Как ни упирался Людвиг, ему, дабы не прослыть белой вороной и не испортить удовольствия остальным, пришлось уступить дружному натиску и дать согласие на посещение диковинного турка и на испытание его чарами.
Людвиг и Фердинанд и вправду встретились на другой день, чтобы вместе с ватагой бойких молодых людей согласно уговору двинуться к месту всеобщего паломничества. Турок, коему нельзя было отказать в этаком восточном величии и чрезвычайной выразительности физиономии, с первого же взгляда показался Людвигу ужасно потешным созданием. И когда мастер вставил ключ в бок автомата и уже раздалось урчание колесиков, все это действо показалось молодому человеку настолько безвкусным и пошлым, что он невольно воскликнул: «Увы, господа! У нас с вами в желудках лишь по куску жаркого, а у его турецкого превосходительства еще и повар с вертелом!»
Все засмеялись, а мастер, которому шутка пришлась явно не по нраву, тотчас же прекратил заводить механизм. Вероятно, игривое настроение молодых людей вызвало недовольство турка, а может быть, он пребывал не в духе с самого утра, но только ответы, надобно заметить, хоть и порождались весьма остроумными вопросами, не блистали ни смыслом, ни яркостью. Особенно же не повезло Людвигу. Едва ли он хоть раз вообще был понят оракулом и получил мало-мальски вразумительный ответ. И когда уже настало время распрощаться с хмурым механиком, Фердинанд вдруг сказал:
— Согласитесь, господа, что все вы не очень довольны мудрым турком, но, быть может, причина тому кроется в нас самих, в наших вопросах, которые ему чем-то не угодили. Видите, он вертит головой и подымает руку (турок действительно это делал), словно подтверждая мою правоту. Воля ваша, но я не могу не задать еще один вопрос, и если мы получим на него здравый ответ, честь автомата будет разом спасена.
Фердинанд подошел к фигуре и прошептал ей на ухо несколько слов. Турок поднял руку. Он не желал отвечать. Фердинанд не отступался. Тогда турок повернул к нему голову.
Людвиг заметил, что Фердинанд мгновенно побледнел, но спустя секунды снова о чем-то спросил и опять услышал ответ.
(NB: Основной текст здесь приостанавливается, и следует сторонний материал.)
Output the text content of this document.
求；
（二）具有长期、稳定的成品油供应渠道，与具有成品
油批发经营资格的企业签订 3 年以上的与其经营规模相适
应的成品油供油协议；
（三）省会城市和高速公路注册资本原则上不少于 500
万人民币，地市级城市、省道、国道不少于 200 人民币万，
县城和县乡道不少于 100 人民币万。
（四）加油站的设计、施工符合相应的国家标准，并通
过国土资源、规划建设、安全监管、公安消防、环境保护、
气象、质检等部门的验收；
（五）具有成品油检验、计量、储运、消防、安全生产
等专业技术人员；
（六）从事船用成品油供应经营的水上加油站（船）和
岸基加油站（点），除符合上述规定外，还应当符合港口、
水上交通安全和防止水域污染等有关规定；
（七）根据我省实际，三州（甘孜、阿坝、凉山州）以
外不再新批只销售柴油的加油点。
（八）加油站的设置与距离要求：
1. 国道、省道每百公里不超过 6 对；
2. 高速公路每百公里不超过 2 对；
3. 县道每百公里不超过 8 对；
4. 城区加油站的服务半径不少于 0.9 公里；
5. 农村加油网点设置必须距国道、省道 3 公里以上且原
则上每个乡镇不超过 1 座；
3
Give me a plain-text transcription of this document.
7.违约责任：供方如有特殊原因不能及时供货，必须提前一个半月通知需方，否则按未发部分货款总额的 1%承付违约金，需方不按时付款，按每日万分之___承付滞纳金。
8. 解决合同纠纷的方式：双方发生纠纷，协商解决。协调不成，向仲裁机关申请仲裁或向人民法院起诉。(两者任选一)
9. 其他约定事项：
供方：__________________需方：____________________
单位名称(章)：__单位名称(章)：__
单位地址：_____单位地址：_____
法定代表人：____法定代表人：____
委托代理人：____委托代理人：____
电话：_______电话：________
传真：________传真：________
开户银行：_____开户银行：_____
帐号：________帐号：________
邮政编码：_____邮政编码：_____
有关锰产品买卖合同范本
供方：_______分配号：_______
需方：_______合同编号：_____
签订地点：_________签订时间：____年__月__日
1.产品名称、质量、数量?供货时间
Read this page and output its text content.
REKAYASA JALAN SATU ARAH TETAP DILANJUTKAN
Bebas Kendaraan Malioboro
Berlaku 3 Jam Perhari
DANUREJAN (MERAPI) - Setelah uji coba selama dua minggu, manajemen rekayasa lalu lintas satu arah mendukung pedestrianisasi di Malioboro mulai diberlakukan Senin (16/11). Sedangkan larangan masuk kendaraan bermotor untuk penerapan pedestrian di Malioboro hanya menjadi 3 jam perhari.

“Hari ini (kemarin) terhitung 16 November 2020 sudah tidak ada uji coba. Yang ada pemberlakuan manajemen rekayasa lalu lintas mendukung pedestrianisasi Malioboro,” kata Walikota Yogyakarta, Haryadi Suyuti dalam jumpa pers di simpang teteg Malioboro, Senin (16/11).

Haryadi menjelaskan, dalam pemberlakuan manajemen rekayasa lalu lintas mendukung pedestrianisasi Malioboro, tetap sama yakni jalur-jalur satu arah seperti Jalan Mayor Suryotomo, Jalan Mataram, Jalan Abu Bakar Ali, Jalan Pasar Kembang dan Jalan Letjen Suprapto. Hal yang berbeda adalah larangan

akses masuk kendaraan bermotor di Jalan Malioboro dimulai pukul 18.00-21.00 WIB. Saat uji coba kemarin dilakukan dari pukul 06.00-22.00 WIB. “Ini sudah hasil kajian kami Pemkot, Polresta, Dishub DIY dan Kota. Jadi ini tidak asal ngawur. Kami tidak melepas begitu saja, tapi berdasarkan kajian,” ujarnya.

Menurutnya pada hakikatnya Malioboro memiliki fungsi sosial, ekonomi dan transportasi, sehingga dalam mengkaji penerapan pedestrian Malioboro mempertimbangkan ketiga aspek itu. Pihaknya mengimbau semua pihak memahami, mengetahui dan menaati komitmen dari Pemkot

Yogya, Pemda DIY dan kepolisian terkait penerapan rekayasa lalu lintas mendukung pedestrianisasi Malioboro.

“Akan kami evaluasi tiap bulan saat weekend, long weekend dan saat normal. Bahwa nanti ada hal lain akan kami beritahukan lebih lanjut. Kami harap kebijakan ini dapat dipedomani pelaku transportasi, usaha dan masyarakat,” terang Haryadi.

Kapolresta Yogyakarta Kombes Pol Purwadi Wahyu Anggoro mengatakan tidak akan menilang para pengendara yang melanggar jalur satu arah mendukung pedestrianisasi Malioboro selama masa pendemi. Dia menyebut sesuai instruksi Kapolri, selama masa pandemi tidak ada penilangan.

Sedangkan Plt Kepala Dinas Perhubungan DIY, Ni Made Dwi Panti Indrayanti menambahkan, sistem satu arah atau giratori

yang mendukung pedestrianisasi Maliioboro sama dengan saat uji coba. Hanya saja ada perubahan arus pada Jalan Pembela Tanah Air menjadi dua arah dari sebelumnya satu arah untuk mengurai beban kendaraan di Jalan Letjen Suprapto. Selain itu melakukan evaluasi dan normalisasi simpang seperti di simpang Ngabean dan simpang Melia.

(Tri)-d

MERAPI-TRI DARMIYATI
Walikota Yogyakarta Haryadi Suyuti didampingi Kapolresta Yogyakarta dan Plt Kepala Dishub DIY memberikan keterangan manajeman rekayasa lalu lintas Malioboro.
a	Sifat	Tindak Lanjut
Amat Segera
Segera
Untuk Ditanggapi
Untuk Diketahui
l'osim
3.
С натянутой улыбкой Фердинанд обратился к своим спутникам:
— Могу вас заверить, господа, что по крайней мере в моем случае турок спас свою честь. Однако для того, чтобы оракул оставался таинственным оракулом, позвольте мне не оглашать то, о чем я спрашивал и что услышал.
Как бы ни старался Фердинанд скрыть душевное волнение, оно явственно проступало в его усилиях казаться веселым и беззаботным. И даже если бы турок давал самые ошеломительные и самые меткие ответы, молодые люди вряд ли были бы так подавлены тем странным, тяжелым чувством, которое сейчас столь мучительно напрягало все существо Фердинанда. От прежней веселости не осталось и следа, привычное красноречие как бы иссякло, оно сменилось каким-то сбивчивым бормотанием. И приятели в полнейшем унынии стали расходиться.
Как только Фердинанд оказался наедине с Людвигом, он поспешил открыться ему:
— Друг! Я не в силах утаить от тебя, как глубоко поразил турок мою душу, да, он ранил ее так, что мне, верно, не изжить эту боль до самого смертного часа, когда исполнится страшный приговор оракула.
Людвиг изумленно и оторопело уставился на своего друга, а Фердинанд продолжал:
— Теперь мне совершенно ясно, что невидимое существо, непостижимым образом вещающее через турка, обладает магической властью над нашими сокровеннейшими помыслами. Быть может, этому чуждому оку дано видеть в человеке росток будущего, питаемого таинственной пуповиной внешнего мира, и взору его открыты плоды всего, что прорастает в нас, подобно тому как страдающий под бременем своего дара ясновидец безошибочно предвещает смерть.
— Должно быть, ты задал какой-то уж совсем необыкновенный вопрос, — возразил Людвиг, — или же вкладываешь в двусмысленный ответ оракула некую значительную идею и поразительный по меткости и логике вывод, вполне объяснимый игрою случая, приписываешь сверхъестественному дару совершенно беззастенчивого субъекта, который якобы вещает устами турка.
— Ты сейчас противоречишь тому, что мы единодушно условились разуметь, когда речь идет о так называемом случае. Чтобы ты смог понять, чтобы ты живо почувствовал все, что сегодня так потрясло мою душу, я должен посвятить тебя в некоторые переживания моей юности, о чем до сих пор хранил молчание.